Some might say it’s already happened or happening. To expect that the guns will be turned in to advocates offering an exchange for dollars, to believe that young African Americans will suddenly stop the fratricide, to hope that there will be peace and harmony in Dr. King’s “beloved community,” is like Waiting for Godot or the tooth fairy.

All the platitudes are summoned around this time of the year, much like New Year’s resolutions; many of them are made with not an iota of sincerity, not a moment of genuine interest in living up to Dr. King’s high standards of credibility or sacrifice.

True, there are a few gallant souls who have the greatest intention of fulfilling portions of the dream, but they are a tiny minority who by their example may impact some impressionable minds, some young people willing to put forth an attention span longer than a twitter submission.

Dr. King was a devout follower of the great Mahatma Gandhi, an ardent proponent of nonviolent disobedience who, ironically like Dr. King, was assassinated. What Dr. King learned from Gandhi were strategies for change, a way to wear down the resistance of the oppressor.
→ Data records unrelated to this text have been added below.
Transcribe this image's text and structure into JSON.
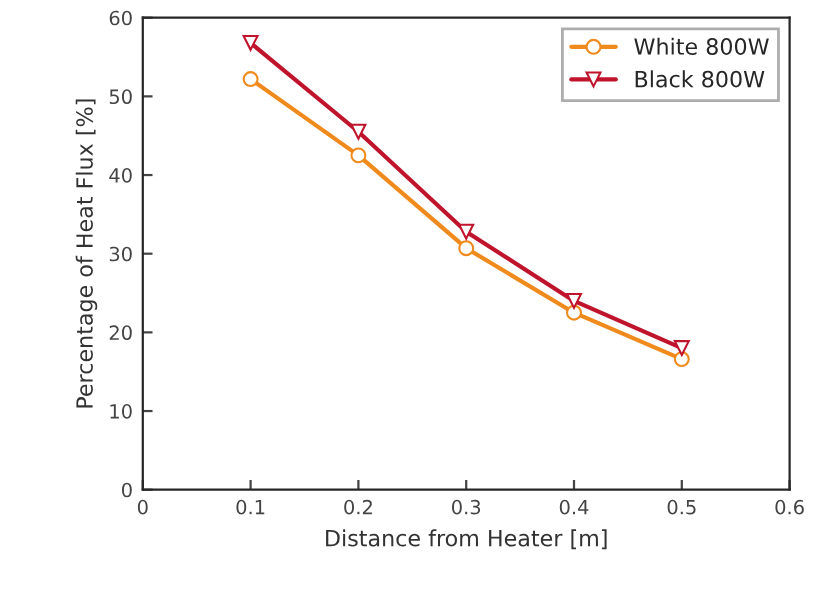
{
  "chart_data": {
    "type": "line",
    "xlabel": "Distance from Heater [m]",
    "ylabel": "Percentage of Heat Flux [%]",
    "x": [
      0.1,
      0.2,
      0.3,
      0.4,
      0.5
    ],
    "series": [
      {
        "name": "White 800W",
        "color": "#f08a1c",
        "marker": "circle",
        "values": [
          52.2,
          42.5,
          30.7,
          22.5,
          16.6
        ]
      },
      {
        "name": "Black 800W",
        "color": "#c0142c",
        "marker": "triangle",
        "values": [
          56.8,
          45.5,
          32.8,
          24.0,
          18.0
        ]
      }
    ],
    "xlim": [
      0,
      0.6
    ],
    "xticks": [
      0,
      0.1,
      0.2,
      0.3,
      0.4,
      0.5,
      0.6
    ],
    "ylim": [
      0,
      60
    ],
    "yticks": [
      0,
      10,
      20,
      30,
      40,
      50,
      60
    ],
    "grid": false,
    "legend": "top right",
    "line_style": "solid"
  }
}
Those tactics, for the most part, were invoked and practiced relentlessly against what Gandhi called the Seven Deadly Social Sins. 
1.    Politics without principles.  The sundry of politicians without an inch of principles are countless in our society.  And they proliferate like cockroaches.
2.     Pleasure without conscience.  How many of your friends can be listed among this number who in their quest for pleasure have little regard for the feelings of others?
3.    Wealth without work.  Far too many of the rich and famous in America have never worked a moment for their accumulation of wealth, often exploiting those who actually work at the point of production.
4.    Commerce without morality.  Malcolm X used to say:  “Show me a capitalist and I’ll show you a bloodsucker.” 
5.    Education without character.  Dr. King often stressed the importance of one’s “content of character,” and we can’t necessarily depend on our deplorable education system to supply this.
6.    Science without humanity.  Too often the mindless pursuit of scientific advancement is done at the expense of humanity.
7.    Worship without sacrifice.   Each of us must give a little without waiting to get something in return.

To this list I would add commitment without perspective and life without love. If those promise makers can only eliminate one of the deadly social sins, they will be better off and the world a better place.